De votaciones y pobreza
por Adán Salgado Andrade
Las pasadas elecciones (1º de julio, 2018), se estima, fueron de las
más caras en la historia reciente del país. Y, aunque plagadas de intentos de
fraude o de compra de votos, fueron, también, las más auténticas, pues el
hartazgo social logró echar a la basura priísta, espero, al desván de la
historia. Sin embargo, empaña el proceso el aislado caso de Puebla que, al
momento de escribir estas líneas, fue tan evidente el fraude perpetrado por el
delincuente Rafael Moreno Valle, con tal de imponer a su esposa, que quizá se anulen
y vuelvan a realizarse (ver: https://www.jornada.com.mx/2018/07/09/estados/034n1est).

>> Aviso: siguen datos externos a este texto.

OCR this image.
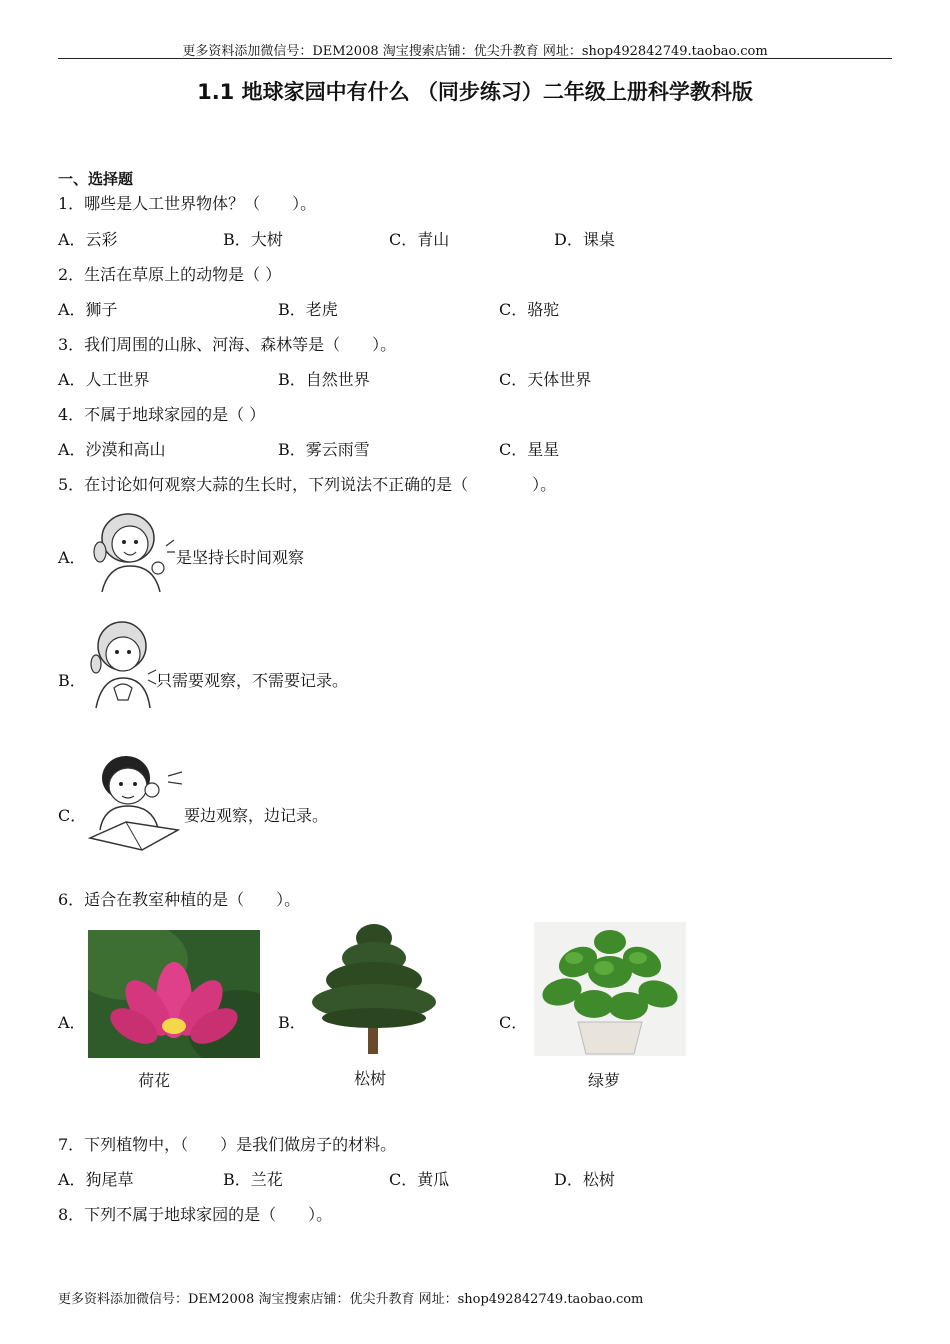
更多资料添加微信号：DEM2008 淘宝搜索店铺：优尖升教育 网址：shop492842749.taobao.com
1.1 地球家园中有什么 （同步练习）二年级上册科学教科版
一、选择题
1．哪些是人工世界物体？（　　）。
A．云彩	B．大树	C．青山	D．课桌
2．生活在草原上的动物是（ ）
A．狮子	B．老虎	C．骆驼
3．我们周围的山脉、河海、森林等是（　　）。
A．人工世界	B．自然世界	C．天体世界
4．不属于地球家园的是（ ）
A．沙漠和高山	B．雾云雨雪	C．星星
5．在讨论如何观察大蒜的生长时，下列说法不正确的是（　　　　）。
A．	是坚持长时间观察
B．	只需要观察，不需要记录。
C．	要边观察，边记录。
6．适合在教室种植的是（　　）。
A．
荷花
B．
松树
C．
绿萝
7．下列植物中，（　　）是我们做房子的材料。
A．狗尾草	B．兰花	C．黄瓜	D．松树
8．下列不属于地球家园的是（　　）。
更多资料添加微信号：DEM2008 淘宝搜索店铺：优尖升教育 网址：shop492842749.taobao.com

Como dije, se estima que cada voto resultó carísimo, en algo así como
entre 455 y 490 pesos, considerando el presupuesto total de $28000 millones de
pesos y que sólo votaron alrededor del 70% de votantes inscritos en el padrón
electoral (ver: https://www.jornada.com.mx/2018/07/02/opinion/029o1eco).

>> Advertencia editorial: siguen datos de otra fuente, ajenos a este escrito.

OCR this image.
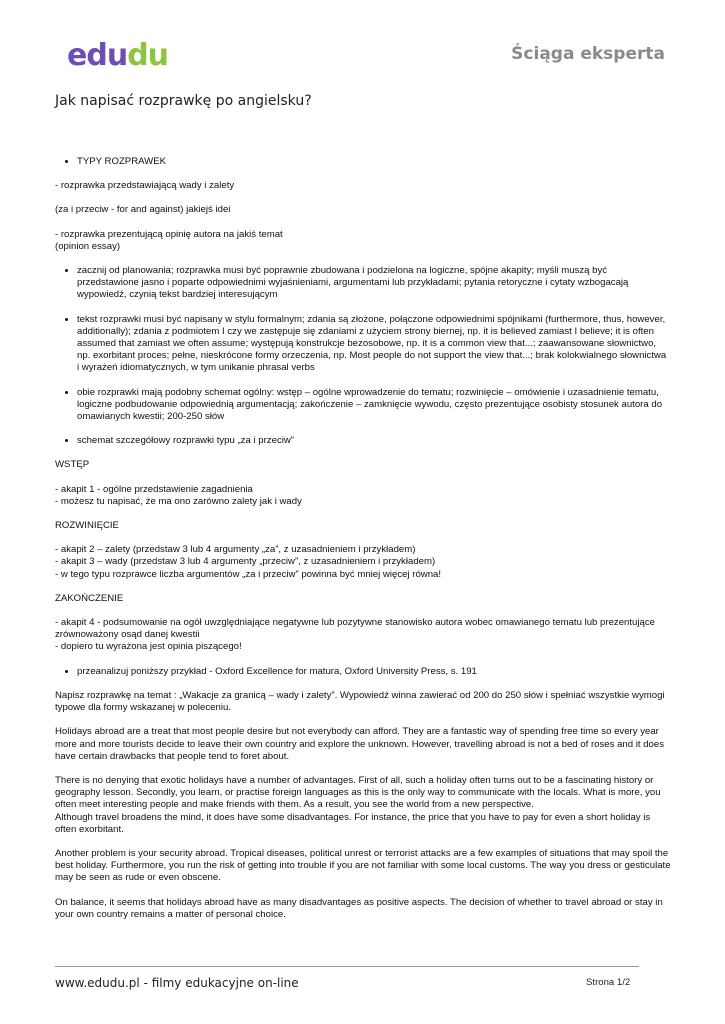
edudu	Ściąga eksperta
Jak napisać rozprawkę po angielsku?
• TYPY ROZPRAWEK

- rozprawka przedstawiającą wady i zalety

(za i przeciw - for and against) jakiejś idei

- rozprawka prezentującą opinię autora na jakiś temat
(opinion essay)

• zacznij od planowania; rozprawka musi być poprawnie zbudowana i podzielona na logiczne, spójne akapity; myśli muszą być przedstawione jasno i poparte odpowiednimi wyjaśnieniami, argumentami lub przykładami; pytania retoryczne i cytaty wzbogacają wypowiedź, czynią tekst bardziej interesującym
• tekst rozprawki musi być napisany w stylu formalnym; zdania są złożone, połączone odpowiednimi spójnikami (furthermore, thus, however, additionally); zdania z podmiotem I czy we zastępuje się zdaniami z użyciem strony biernej, np. it is believed zamiast I believe; it is often assumed that zamiast we often assume; występują konstrukcje bezosobowe, np. it is a common view that...; zaawansowane słownictwo, np. exorbitant proces; pełne, nieskrócone formy orzeczenia, np. Most people do not support the view that...; brak kolokwialnego słownictwa i wyrażeń idiomatycznych, w tym unikanie phrasal verbs
• obie rozprawki mają podobny schemat ogólny: wstęp – ogólne wprowadzenie do tematu; rozwinięcie – omówienie i uzasadnienie tematu, logiczne podbudowanie odpowiednią argumentacją; zakończenie – zamknięcie wywodu, często prezentujące osobisty stosunek autora do omawianych kwestii; 200-250 słów
• schemat szczegółowy rozprawki typu „za i przeciw”

WSTĘP

- akapit 1 - ogólne przedstawienie zagadnienia
- możesz tu napisać, że ma ono zarówno zalety jak i wady

ROZWINIĘCIE

- akapit 2 – zalety (przedstaw 3 lub 4 argumenty „za”, z uzasadnieniem i przykładem)
- akapit 3 – wady (przedstaw 3 lub 4 argumenty „przeciw”, z uzasadnieniem i przykładem)
- w tego typu rozprawce liczba argumentów „za i przeciw” powinna być mniej więcej równa!

ZAKOŃCZENIE

- akapit 4 - podsumowanie na ogół uwzględniające negatywne lub pozytywne stanowisko autora wobec omawianego tematu lub prezentujące zrównoważony osąd danej kwestii
- dopiero tu wyrażona jest opinia piszącego!

• przeanalizuj poniższy przykład - Oxford Excellence for matura, Oxford University Press, s. 191

Napisz rozprawkę na temat : „Wakacje za granicą – wady i zalety”. Wypowiedź winna zawierać od 200 do 250 słów i spełniać wszystkie wymogi typowe dla formy wskazanej w poleceniu.

Holidays abroad are a treat that most people desire but not everybody can afford. They are a fantastic way of spending free time so every year more and more tourists decide to leave their own country and explore the unknown. However, travelling abroad is not a bed of roses and it does have certain drawbacks that people tend to foret about.

There is no denying that exotic holidays have a number of advantages. First of all, such a holiday often turns out to be a fascinating history or geography lesson. Secondly, you learn, or practise foreign languages as this is the only way to communicate with the locals. What is more, you often meet interesting people and make friends with them. As a result, you see the world from a new perspective.
Although travel broadens the mind, it does have some disadvantages. For instance, the price that you have to pay for even a short holiday is often exorbitant.

Another problem is your security abroad. Tropical diseases, political unrest or terrorist attacks are a few examples of situations that may spoil the best holiday. Furthermore, you run the risk of getting into trouble if you are not familiar with some local customs. The way you dress or gesticulate may be seen as rude or even obscene.

On balance, it seems that holidays abroad have as many disadvantages as positive aspects. The decision of whether to travel abroad or stay in your own country remains a matter of personal choice.

www.edudu.pl - filmy edukacyjne on-line	Strona 1/2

Tantísimo dinero, bien pudo ser empleado para ayudar a lugares y
personas como las que en este día visito, en la comunidad llamada La Cuchilla,
perteneciente al municipio de Nopala, Hidalgo. Ya he escrito antes sobre la
precariedad que impera en sitos como Nopala, cuya localización geográfica –
zona semidesértica, con clima seco y caluroso casi todo el año, tierras pobres
y constantes sequías –, combinada con pobreza, extrema en muchos casos, lleva a
muy difíciles condiciones de vida para la gente que allí vive. Adicionalmente,
la dominación de mafias políticas y criminales y una corrupción sin límites,
mantienen sumida, en condiciones deplorables, a la mayoría de los lugareños,
quienes sobreviven de lo poco que pueden sembrar, de la crianza de vacas, gallinas,
borregos, marranos y del comercio (ver: http://adansalgadoandrade.blogspot.com/2017/07/una-manana-de-pulque.html).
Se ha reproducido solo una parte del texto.